Support can be given with donations to charities such as Young Minds, Porchlight, Mencap and the Salvation Army,
The experience of one woman sleeping rough on Thanet’s streets
Person A: The reason for becoming street homeless is because I was fleeing domestic abuse, I had a difficult home life and my mental health was suffering. I had to choose between living on the streets or finding another partner who I could live with.
Question: What is the most difficult part thing you have to deal with when being homeless?
Person A: I think it’s the lack of women in the homeless community, there’s not many of us and it’s easy for us to be taken advantage of.
Question: Do you think the general public is quick to stereotype the homeless community, if so how?
Person A: Yes, lots of people don’t even give us eye contact. It’s sad because we are only humans too.
Question: How do you access support or manage your mental health on the streets?
Person A: I use the local pub sometimes but it’s difficult to get help when the majority of services are online.
Question: When do you feel the loneliness?
Person A: I definitely feel the loneliness when my mental health is bad, I struggle accessing the right support and it’s difficult sometimes for people to take us seriously.
Question: How do you think being homeless effects your mental health?
Person A: Being a homeless woman, I think my mental health was definitely affected more. I was subject to lots of abuse whilst being on the streets. It was easy for me to sleep with men so I could have warmth and slight protection. The worst part of homelessness for any woman is the lack of sanitary products available, being on your period when homeless is quite possibly the worst.
Question: Do you think more support should be more readily available to you when you are street homeless?
Person A: Yes- whether it is in drop in sessions, facilities to shower in or anything. It is difficult to access support when you are struggling already but it’s harder when you are like this.
Contact homelessness outreach support team Rise on 01843 577277. Emergency or out of hours: 01843 577000.
Drop-ins: Wednesday 9.30am-noon, Margate Gateway; Tuesday 2pm- 4pm, GAP Baptist Church, Broadstairs.
Each summer NCS, a government funded programme, delivers a programme for 16 and 17 year olds to develop their skills, make new friends and make an impact in their local community. Although the Covid 19 outbreak has meant the full programmes with outdoor activity residentials and stays at university halls to develop life skills have been halted, NCS has created a short 2 week Keep Doing Good Programme.

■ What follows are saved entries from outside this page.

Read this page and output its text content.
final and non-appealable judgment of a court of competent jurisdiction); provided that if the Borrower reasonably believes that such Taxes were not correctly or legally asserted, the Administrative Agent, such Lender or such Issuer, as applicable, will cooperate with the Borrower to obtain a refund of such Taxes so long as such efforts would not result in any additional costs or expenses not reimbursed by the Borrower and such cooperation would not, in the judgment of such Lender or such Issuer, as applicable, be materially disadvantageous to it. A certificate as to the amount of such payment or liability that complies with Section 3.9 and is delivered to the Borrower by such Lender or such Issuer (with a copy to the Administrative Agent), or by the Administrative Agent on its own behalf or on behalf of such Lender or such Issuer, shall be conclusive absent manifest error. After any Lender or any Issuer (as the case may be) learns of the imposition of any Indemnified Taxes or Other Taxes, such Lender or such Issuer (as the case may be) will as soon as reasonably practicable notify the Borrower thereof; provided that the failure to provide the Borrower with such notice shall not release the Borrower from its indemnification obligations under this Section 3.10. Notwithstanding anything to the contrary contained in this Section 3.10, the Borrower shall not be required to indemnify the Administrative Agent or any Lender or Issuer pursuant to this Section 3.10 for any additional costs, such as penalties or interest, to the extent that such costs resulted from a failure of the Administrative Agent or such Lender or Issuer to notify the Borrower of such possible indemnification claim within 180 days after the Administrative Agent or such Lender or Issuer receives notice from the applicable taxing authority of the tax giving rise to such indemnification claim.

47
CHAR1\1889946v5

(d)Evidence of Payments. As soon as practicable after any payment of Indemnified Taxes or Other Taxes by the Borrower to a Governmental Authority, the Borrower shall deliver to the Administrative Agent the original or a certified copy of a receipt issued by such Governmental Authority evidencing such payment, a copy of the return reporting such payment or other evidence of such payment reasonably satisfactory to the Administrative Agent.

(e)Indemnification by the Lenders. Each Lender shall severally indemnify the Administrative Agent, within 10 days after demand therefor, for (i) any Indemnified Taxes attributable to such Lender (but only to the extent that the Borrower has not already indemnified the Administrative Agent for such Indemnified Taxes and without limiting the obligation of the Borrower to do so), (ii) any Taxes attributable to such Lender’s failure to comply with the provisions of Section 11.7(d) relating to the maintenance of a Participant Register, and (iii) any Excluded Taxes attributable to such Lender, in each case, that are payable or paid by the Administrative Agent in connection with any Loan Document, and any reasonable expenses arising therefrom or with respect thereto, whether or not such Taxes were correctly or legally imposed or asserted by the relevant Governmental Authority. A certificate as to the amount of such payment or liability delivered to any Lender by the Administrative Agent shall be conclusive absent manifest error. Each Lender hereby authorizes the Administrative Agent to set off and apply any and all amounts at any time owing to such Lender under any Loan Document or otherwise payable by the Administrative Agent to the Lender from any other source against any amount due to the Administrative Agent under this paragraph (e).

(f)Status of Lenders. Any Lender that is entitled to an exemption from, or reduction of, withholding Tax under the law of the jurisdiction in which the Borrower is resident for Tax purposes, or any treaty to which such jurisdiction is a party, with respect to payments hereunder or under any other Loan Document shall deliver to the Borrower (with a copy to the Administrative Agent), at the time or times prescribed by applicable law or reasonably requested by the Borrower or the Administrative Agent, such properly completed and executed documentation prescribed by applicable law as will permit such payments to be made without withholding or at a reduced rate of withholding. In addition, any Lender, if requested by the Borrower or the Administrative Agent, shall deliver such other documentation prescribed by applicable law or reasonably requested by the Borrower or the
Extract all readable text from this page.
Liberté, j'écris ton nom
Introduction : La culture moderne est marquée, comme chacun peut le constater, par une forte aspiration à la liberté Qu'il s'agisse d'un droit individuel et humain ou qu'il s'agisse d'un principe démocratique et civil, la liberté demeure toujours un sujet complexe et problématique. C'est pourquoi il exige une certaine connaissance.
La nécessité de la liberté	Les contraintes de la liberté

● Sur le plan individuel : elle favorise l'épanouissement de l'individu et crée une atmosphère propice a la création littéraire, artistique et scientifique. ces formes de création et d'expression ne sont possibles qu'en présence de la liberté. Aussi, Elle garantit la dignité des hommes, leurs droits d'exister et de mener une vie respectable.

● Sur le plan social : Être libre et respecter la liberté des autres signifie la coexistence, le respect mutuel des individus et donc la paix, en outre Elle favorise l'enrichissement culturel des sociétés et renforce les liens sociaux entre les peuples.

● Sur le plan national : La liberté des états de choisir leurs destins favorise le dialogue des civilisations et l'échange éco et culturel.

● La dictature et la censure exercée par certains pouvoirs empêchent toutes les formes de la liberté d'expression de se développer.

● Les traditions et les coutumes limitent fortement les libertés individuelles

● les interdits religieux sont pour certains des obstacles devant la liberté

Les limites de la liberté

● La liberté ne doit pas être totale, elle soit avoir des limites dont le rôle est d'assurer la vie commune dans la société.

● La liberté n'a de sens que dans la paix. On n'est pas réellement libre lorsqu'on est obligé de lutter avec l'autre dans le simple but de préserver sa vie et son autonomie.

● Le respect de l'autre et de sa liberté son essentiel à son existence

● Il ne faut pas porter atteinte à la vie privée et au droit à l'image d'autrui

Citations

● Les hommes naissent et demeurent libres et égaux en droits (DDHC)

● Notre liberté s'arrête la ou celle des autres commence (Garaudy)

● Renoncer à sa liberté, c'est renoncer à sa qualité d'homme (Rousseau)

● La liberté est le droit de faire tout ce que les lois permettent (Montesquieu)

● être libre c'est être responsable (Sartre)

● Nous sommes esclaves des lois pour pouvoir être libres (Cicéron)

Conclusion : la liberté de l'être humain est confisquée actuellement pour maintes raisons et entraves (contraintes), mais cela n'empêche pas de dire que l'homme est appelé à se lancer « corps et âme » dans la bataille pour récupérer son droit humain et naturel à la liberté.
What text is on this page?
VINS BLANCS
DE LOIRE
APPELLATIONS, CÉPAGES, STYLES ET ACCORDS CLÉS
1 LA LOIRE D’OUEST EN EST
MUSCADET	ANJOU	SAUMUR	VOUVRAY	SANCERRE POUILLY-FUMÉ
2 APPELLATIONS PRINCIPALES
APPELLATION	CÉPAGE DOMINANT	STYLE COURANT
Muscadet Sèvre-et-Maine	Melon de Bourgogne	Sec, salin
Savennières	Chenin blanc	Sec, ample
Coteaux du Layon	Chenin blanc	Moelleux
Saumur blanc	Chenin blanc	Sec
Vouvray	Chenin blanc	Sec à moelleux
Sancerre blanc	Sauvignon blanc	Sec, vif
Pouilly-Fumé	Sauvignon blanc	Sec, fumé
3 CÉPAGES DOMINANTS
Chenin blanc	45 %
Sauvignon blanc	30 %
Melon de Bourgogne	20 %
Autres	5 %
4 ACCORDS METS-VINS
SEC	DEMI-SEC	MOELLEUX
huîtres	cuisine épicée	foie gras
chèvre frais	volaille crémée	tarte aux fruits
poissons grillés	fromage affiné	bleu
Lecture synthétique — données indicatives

Keep Doing Good has been an opportunity for smaller groups of young people to take part in skills based activities and donate volunteering hours through designing their own project to benefit their local community.
In Thanet there were two teams of young people who have worked together to create two projects.
Kerry Boyd, NCS Programme Coordinator, said: “The young people have developed so much over such a short amount of time having gone from being a group where nobody knew each other except one or two to come together and bond over their project.
“During their first week, the young people took part in a variety of sessions including debates, community exploration and tackling societal issues.”